The Rebels ran a 3-4 defensive scheme under Mike MacIntyre in 2020. Durkin, on the other hand, runs one of the most unique defensive schemes in college football that is not defined by one category and must therefore be called a “multiple” defense. He demands versatility from his players and calls plays from multiple defensive fronts. Both Durkin, as defensive coordinator, and Partridge, as the director of player personnel, were on staff at Michigan when the Wolverines ranked No. 6 in total defense after the 2015-16 season.

His base defense comes primarily out of the 4-3 front, but he mixes in 3-4 and 3-3-5 fronts. By not using two-gap schemes, he often utilizes a nose tackle that is only responsible for one gap and switches fronts without substituting players in and out for each set. This requires his players to know multiple defenses and understand a variety of play calls.

While a young, raw talented roster like the current Rebel roster would typically be moldable and able to grow under a new defensive coordinator, the spring period is a crucial time for learning. Without 15 days of practice and a scrimmage before the fall rolls around, it will be harder to adjust to the changes and work out the kinks.
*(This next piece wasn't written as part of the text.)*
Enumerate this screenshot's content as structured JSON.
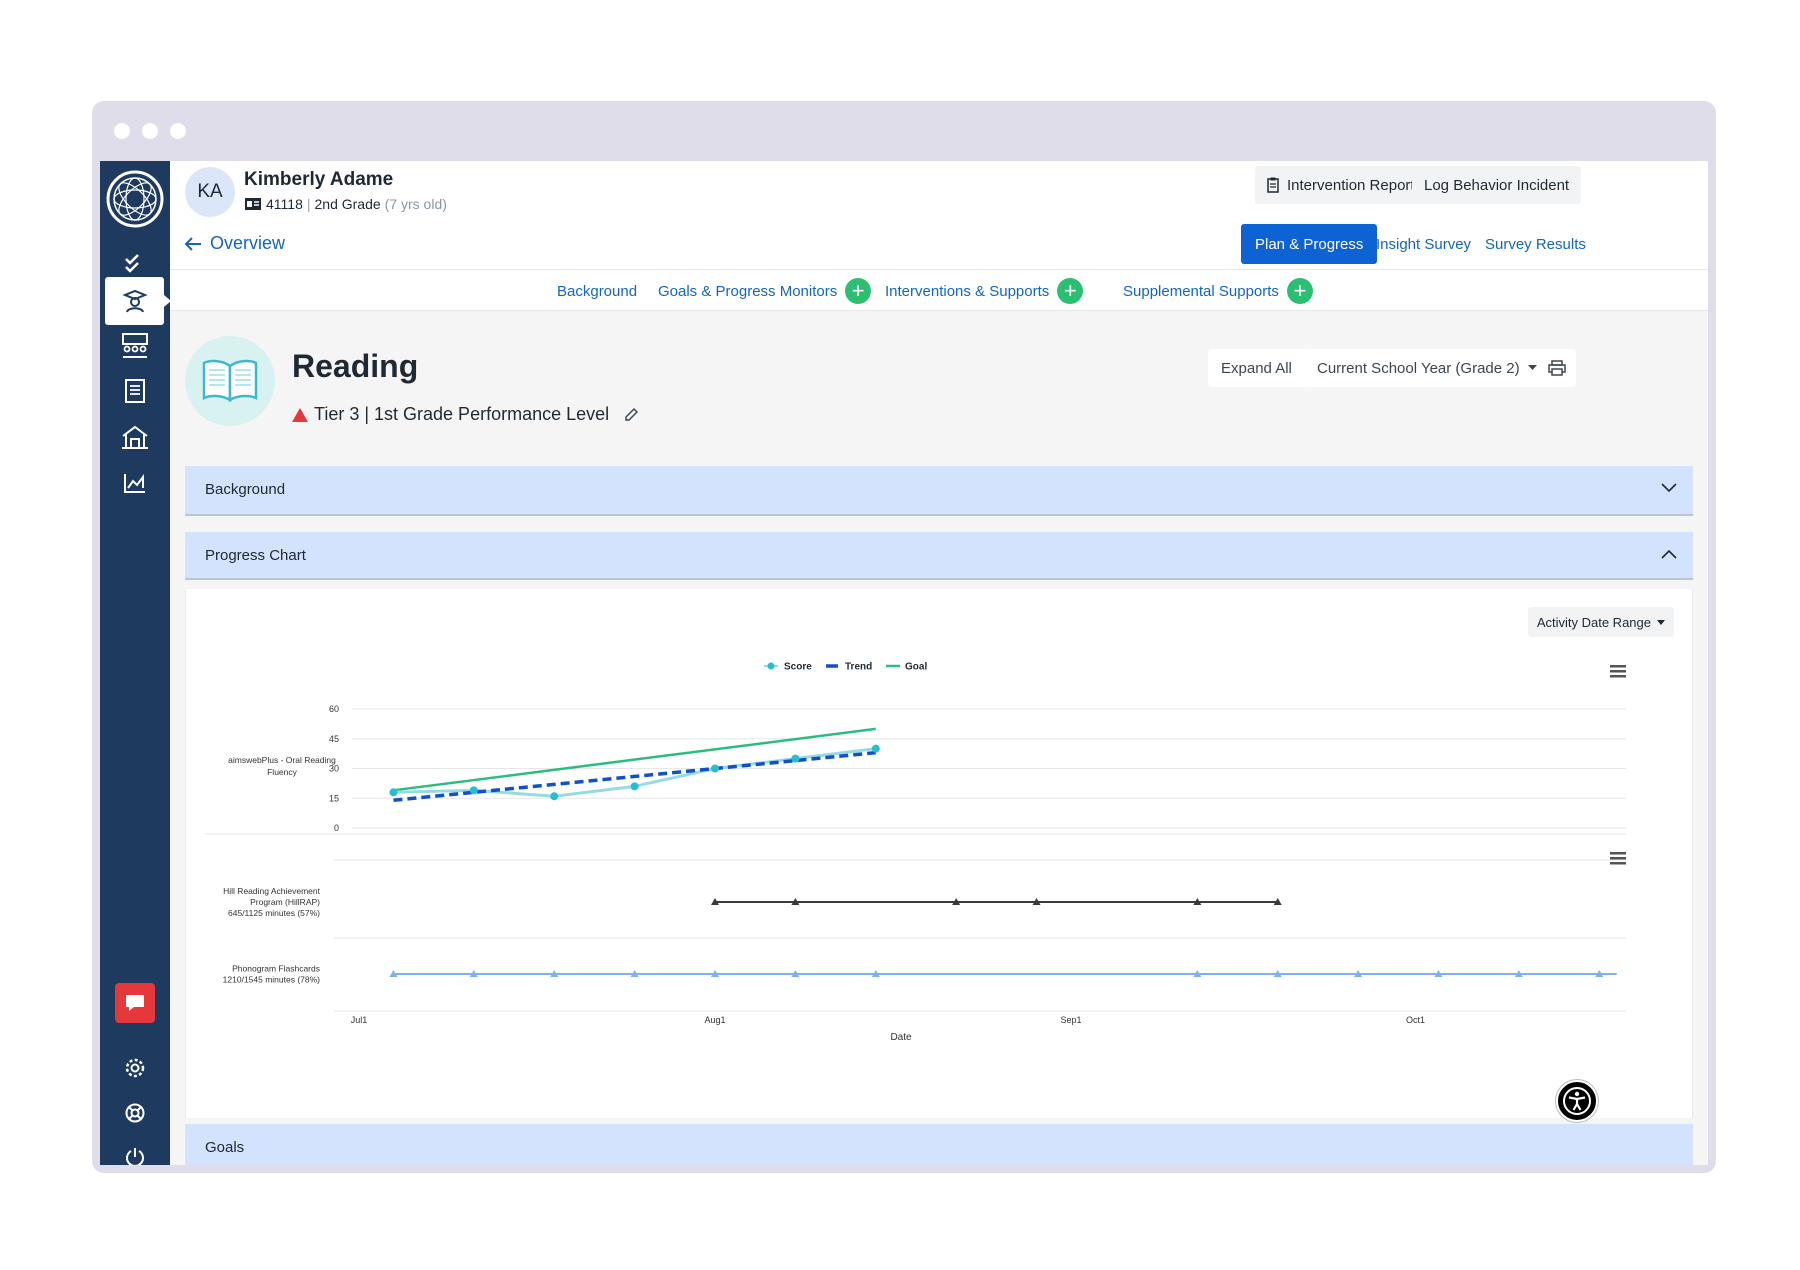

One of the biggest questions that Kiffin and Lebby will need to answer revolves around the most important player on the field. The Rebel quarterback room has three legitimate contenders to take the first snap from center on opening day. John Rhys Plumlee is the young runner coming off a historic freshman season, Matt Corral is the experienced gunslinger and Grant Tisdale is the fairly untested dual-threat who rarely lost in high school.

Without the spring for evaluation, the time to get a feel for who best fits the new offense is cut in half and it makes it more difficult to move away from the incumbent.
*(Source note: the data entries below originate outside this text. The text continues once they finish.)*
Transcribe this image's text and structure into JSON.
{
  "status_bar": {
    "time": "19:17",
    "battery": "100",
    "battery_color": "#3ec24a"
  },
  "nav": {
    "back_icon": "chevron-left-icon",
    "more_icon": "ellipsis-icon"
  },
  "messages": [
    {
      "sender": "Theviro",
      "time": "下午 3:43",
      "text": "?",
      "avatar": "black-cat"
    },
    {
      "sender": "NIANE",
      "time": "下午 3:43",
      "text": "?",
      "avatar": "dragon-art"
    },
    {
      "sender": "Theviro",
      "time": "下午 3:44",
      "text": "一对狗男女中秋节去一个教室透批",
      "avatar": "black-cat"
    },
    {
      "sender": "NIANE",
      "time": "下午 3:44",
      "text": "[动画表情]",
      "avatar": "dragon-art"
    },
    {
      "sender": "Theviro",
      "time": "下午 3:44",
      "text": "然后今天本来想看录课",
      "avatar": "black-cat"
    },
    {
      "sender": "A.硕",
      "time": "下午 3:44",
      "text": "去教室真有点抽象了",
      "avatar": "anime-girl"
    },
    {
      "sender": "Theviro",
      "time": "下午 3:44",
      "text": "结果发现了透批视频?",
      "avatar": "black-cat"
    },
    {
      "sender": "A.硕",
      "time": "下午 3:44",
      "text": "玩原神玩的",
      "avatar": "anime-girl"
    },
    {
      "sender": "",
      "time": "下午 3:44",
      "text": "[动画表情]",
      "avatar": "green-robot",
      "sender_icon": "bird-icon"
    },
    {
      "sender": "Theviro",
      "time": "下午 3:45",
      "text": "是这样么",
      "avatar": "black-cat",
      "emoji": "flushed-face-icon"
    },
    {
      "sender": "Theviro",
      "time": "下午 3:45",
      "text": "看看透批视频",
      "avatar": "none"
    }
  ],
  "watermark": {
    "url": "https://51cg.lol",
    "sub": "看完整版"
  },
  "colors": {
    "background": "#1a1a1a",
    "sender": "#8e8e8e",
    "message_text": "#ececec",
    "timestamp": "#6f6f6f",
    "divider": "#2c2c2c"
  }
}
That isn’t to say Kiffin won’t look at all of his options. And no matter who gets the nod as the starting signal-caller, a clear-cut play maker will need to step up to support him offensively.

Another significant concern comes with strength and agility training, although every team in the nation faces this worry. Players have not been in the weight room or on the field and have not been pushed in the same way that they would in the facilities. Instead, accountability lies on the athletes to self-monitor their workouts and get back to playing shape. Strength coach Wilson Love has been forced to pivot his regimen toward ease and simplicity for at-home workouts without proper equipment.
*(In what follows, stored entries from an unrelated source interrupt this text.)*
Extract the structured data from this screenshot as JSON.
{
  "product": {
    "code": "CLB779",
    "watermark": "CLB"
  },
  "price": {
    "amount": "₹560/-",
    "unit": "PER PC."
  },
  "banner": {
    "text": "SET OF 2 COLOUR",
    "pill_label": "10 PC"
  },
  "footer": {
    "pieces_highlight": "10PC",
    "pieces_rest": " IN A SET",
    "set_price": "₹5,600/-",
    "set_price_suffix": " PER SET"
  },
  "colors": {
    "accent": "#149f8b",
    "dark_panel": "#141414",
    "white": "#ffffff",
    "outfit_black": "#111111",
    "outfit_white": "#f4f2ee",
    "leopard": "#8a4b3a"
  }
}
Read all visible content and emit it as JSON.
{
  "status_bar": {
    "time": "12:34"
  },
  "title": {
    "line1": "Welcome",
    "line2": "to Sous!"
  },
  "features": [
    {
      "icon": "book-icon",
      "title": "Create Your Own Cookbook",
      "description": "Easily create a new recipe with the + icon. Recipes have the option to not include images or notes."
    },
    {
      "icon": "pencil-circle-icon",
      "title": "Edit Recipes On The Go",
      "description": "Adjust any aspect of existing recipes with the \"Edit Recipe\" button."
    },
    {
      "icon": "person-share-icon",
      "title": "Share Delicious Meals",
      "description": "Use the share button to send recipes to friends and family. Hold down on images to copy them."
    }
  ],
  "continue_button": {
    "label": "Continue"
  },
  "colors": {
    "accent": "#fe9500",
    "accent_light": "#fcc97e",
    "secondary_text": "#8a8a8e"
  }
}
Football is a physical, fast sport that requires physicality and peak health. The body will require an extra period of adjustment before it can handle the hits and movement of the game. Without spring practice and a proper offseason routine, players could enter fall camp without being ready to go, posing the risk of injury or simply being out of shape.

COVID-19 has posed a plethora of difficulties for the entirety of the NCAA, but first-year coaching staffs like Kiffin and Ole Miss are most affected. There are a lot of unique situations to work through as a program and there is no timeline for when the process may be able to continue as normal.

Party on, Lane

It has been an interesting journey for Kiffin to get to this point in his career, and the start of his tenure atop the Ole Miss football program has been no different. Even with all of the chaos and uncertainty, the future is bright in Oxford and only continues to get more fun.

It’s been said before and will be said again... Get on board the Lane Train or get run over.